Muchas de estas prácticas y creencias se han desvanecido; algunas, como las contabilizadas indulgencias, parecen risibles aún a los creyentes de hoy. La moral basada en el terror de las penas eternas no se menciona, y casi nadie muere con los santos sacramentos y la bendición papal; no se ven sotanas por las calles, los sacramentos no son frecuentes y no existen los sacramentales. El catolicismo es hoy es una religión del interior de las almas; son exteriores las inertes concentraciones, de público más que de feligreses, en la plaza de San Pedro y en el resto del mundo cuando lo visita el Papa.

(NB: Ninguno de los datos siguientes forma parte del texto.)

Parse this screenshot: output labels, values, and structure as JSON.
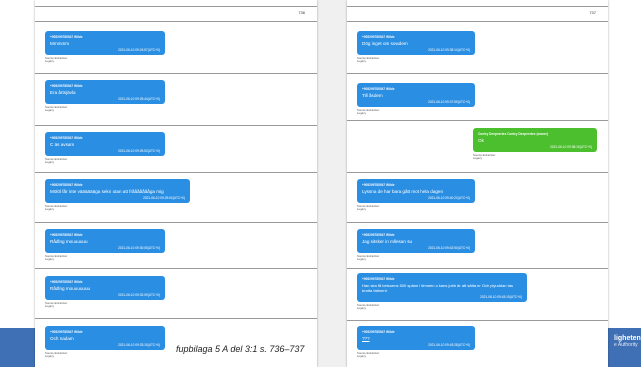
{
  "caption": "fupbilaga 5 A del 3:1 s. 736–737",
  "logo": {
    "line1": "ligheten",
    "line2": "e Authority"
  },
  "extraction": {
    "line1": "Source Extraction:",
    "line2": "Legacy"
  },
  "left_page": {
    "page_number": "736",
    "messages": [
      {
        "sender": "+905299785547 Wilde",
        "text": "Mmmmm",
        "timestamp": "2021-06-10 09:24:57(UTC+0)"
      },
      {
        "sender": "+905299785547 Wilde",
        "text": "Era årtsjävla",
        "timestamp": "2021-06-10 09:25:44(UTC+0)"
      },
      {
        "sender": "+905299785547 Wilde",
        "text": "C äs avsam",
        "timestamp": "2021-06-10 09:25:53(UTC+0)"
      },
      {
        "sender": "+905299785547 Wilde",
        "text": "Mölöl får inte vääääääga sekn utan att fråååååååga mig",
        "timestamp": "2021-06-10 09:29:00(UTC+0)"
      },
      {
        "sender": "+905299785547 Wilde",
        "text": "Rådlng mouuuuuu",
        "timestamp": "2021-06-10 09:30:05(UTC+0)"
      },
      {
        "sender": "+905299785547 Wilde",
        "text": "Rådlng mouuuuuuu",
        "timestamp": "2021-06-10 09:32:09(UTC+0)"
      },
      {
        "sender": "+905299785547 Wilde",
        "text": "Och nadam",
        "timestamp": "2021-06-10 09:33:15(UTC+0)"
      }
    ]
  },
  "right_page": {
    "page_number": "737",
    "messages": [
      {
        "sender": "+905299785547 Wilde",
        "text": "Dög inget om sowdem",
        "timestamp": "2021-06-10 09:35:14(UTC+0)",
        "color": "blue"
      },
      {
        "sender": "+905299785547 Wilde",
        "text": "Till åsdem",
        "timestamp": "2021-06-10 09:37:59(UTC+0)",
        "color": "blue"
      },
      {
        "sender": "Contry Deepvertex Contry Deepvertex (owner)",
        "text": "Ok",
        "timestamp": "2021-06-10 09:38:15(UTC+0)",
        "color": "green"
      },
      {
        "sender": "+905299785547 Wilde",
        "text": "Lyssna de har bara gått mot hela dagen",
        "timestamp": "2021-06-10 09:40:23(UTC+0)",
        "color": "blue"
      },
      {
        "sender": "+905299785547 Wilde",
        "text": "Jag sitsker in mllesan su",
        "timestamp": "2021-06-10 09:42:50(UTC+0)",
        "color": "blue"
      },
      {
        "sender": "+905299785547 Wilde",
        "text": "Han ska få betsoens 500 spänn i timmen o kans jobb är att sätta er Och plyuddan tas bratta fattnent",
        "timestamp": "2021-06-10 09:43:19(UTC+0)",
        "color": "blue"
      },
      {
        "sender": "+905299785547 Wilde",
        "text": "???",
        "timestamp": "2021-06-10 09:43:28(UTC+0)",
        "color": "blue"
      }
    ]
  }
}
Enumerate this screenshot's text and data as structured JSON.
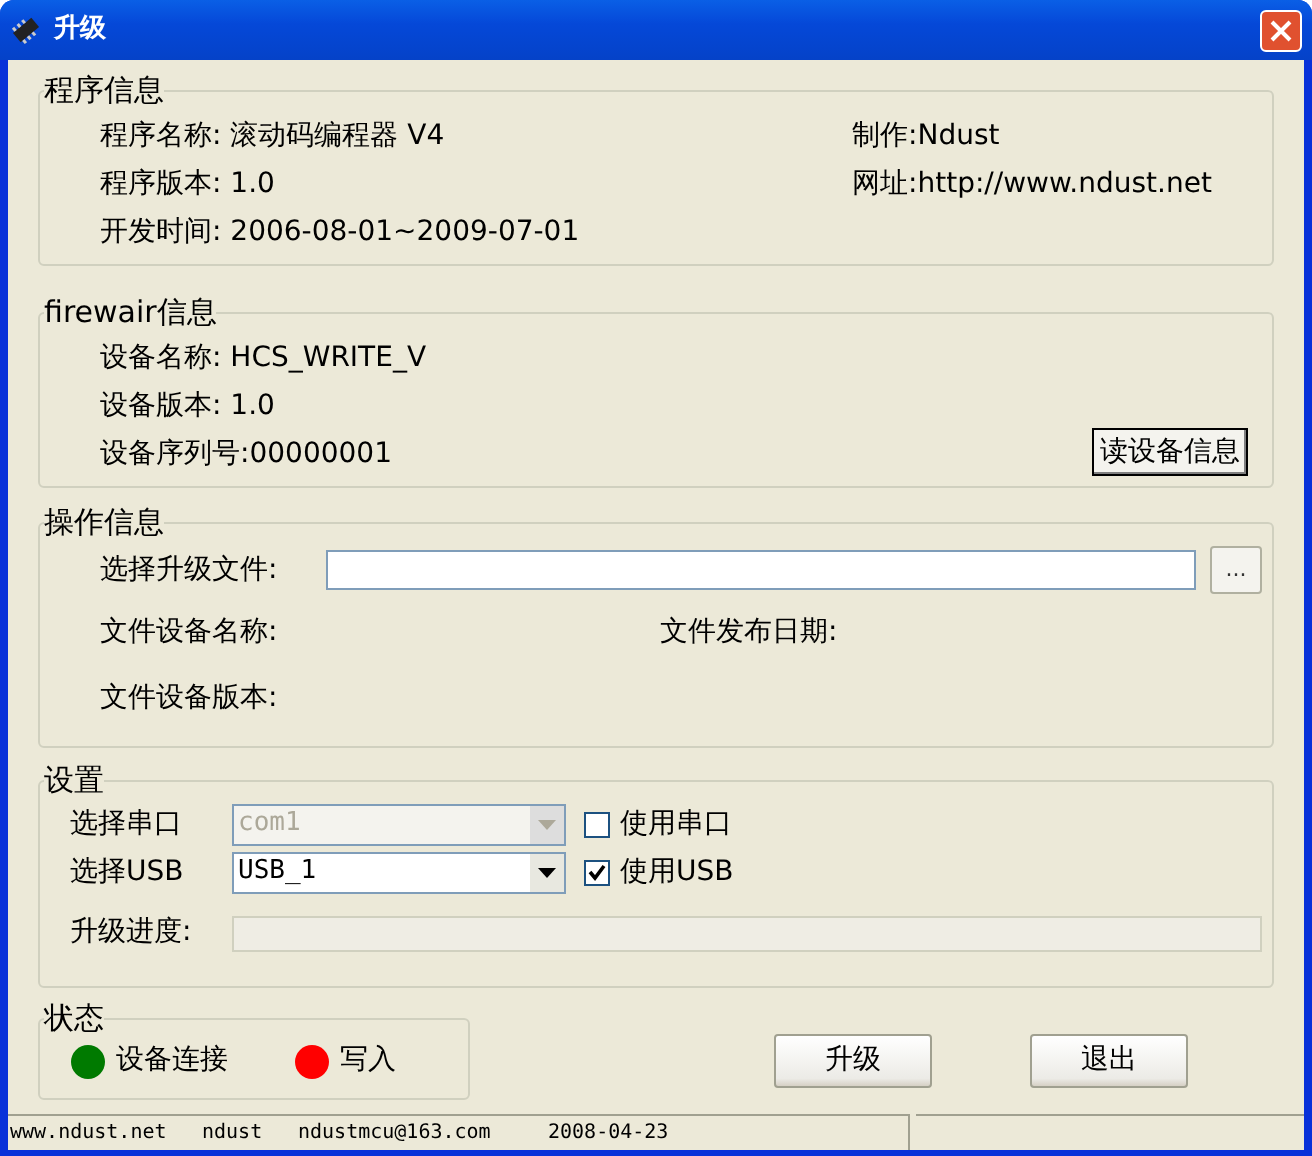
{
  "window": {
    "title": "升级"
  },
  "program_info": {
    "title": "程序信息",
    "lines": [
      "程序名称: 滚动码编程器 V4",
      "程序版本: 1.0",
      "开发时间: 2006-08-01~2009-07-01"
    ],
    "right_lines": [
      "制作:Ndust",
      "网址:http://www.ndust.net"
    ]
  },
  "firmware_info": {
    "title": "firewair信息",
    "lines": [
      "设备名称: HCS_WRITE_V",
      "设备版本: 1.0",
      "设备序列号:00000001"
    ],
    "button": "读设备信息"
  },
  "operation": {
    "title": "操作信息",
    "file_label": "选择升级文件:",
    "browse_button": "...",
    "device_name_label": "文件设备名称:",
    "release_date_label": "文件发布日期:",
    "device_version_label": "文件设备版本:"
  },
  "settings": {
    "title": "设置",
    "ports": [
      {
        "label": "选择串口",
        "value": "com1",
        "disabled": true,
        "checkbox": "使用串口",
        "checked": false
      },
      {
        "label": "选择USB",
        "value": "USB_1",
        "disabled": false,
        "checkbox": "使用USB",
        "checked": true
      }
    ],
    "progress_label": "升级进度:",
    "level": 0
  },
  "status": {
    "title": "状态",
    "indicators": [
      {
        "label": "设备连接",
        "color": "#007a00"
      },
      {
        "label": "写入",
        "color": "#ff0000"
      }
    ]
  },
  "buttons": [
    "升级",
    "退出"
  ],
  "status_bar": [
    "www.ndust.net",
    "ndust",
    "ndustmcu@163.com",
    "2008-04-23"
  ]
}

En un primer momento uno preferiría haberse deshecho de aquellos signos exteriores que, sin ser negados, pasaron sin lucha ni discusión a tener una existencia mínima; sin embargo, aquellas formas arcaicas tenían mérito. Proponían una vida en que la religión estaba presente a diario, metas de santidad que podían incluir el martirio; una vida de «acción católica» y aún de «apostolado» que no existe hoy. La vida humana estaba organizada desde siempre en un plan; la Iglesia está integrada, también, por los fieles; el «plan divino» culminaría con el Juicio Final, la resurrección de la carne y la vida perdurable en la nueva Jerusalén, guiados por la Santa Madre Iglesia, Católica, Apostólica y Romana.
Escribió George Orwell comentando en 1940 el Mein Kampf de Hitler:
Él (Hitler) «es el mártir, la víctima» (…) un hombre que sufre intolerables injusticias (…) reproduce la expresión de «Cristo crucificado» (pero) ha captado la falsedad de la actitud hedonística ante la vida (…) Casi todo el pensamiento occidental (…) ha supuesto que los seres humanos no desean otra cosa que comodidad, seguridad y evitar el dolor.
Hitler fue derrotado por la Inglaterra de Churchill, que también propuso un plan de grandeza y dijo: «No tengo nada que ofrecer, salvo sangre, sudor y lágrimas».
El placer es triste; sólo hay felicidad en la acción. Eso creía, y por eso lo respetamos, Silvio Pellico.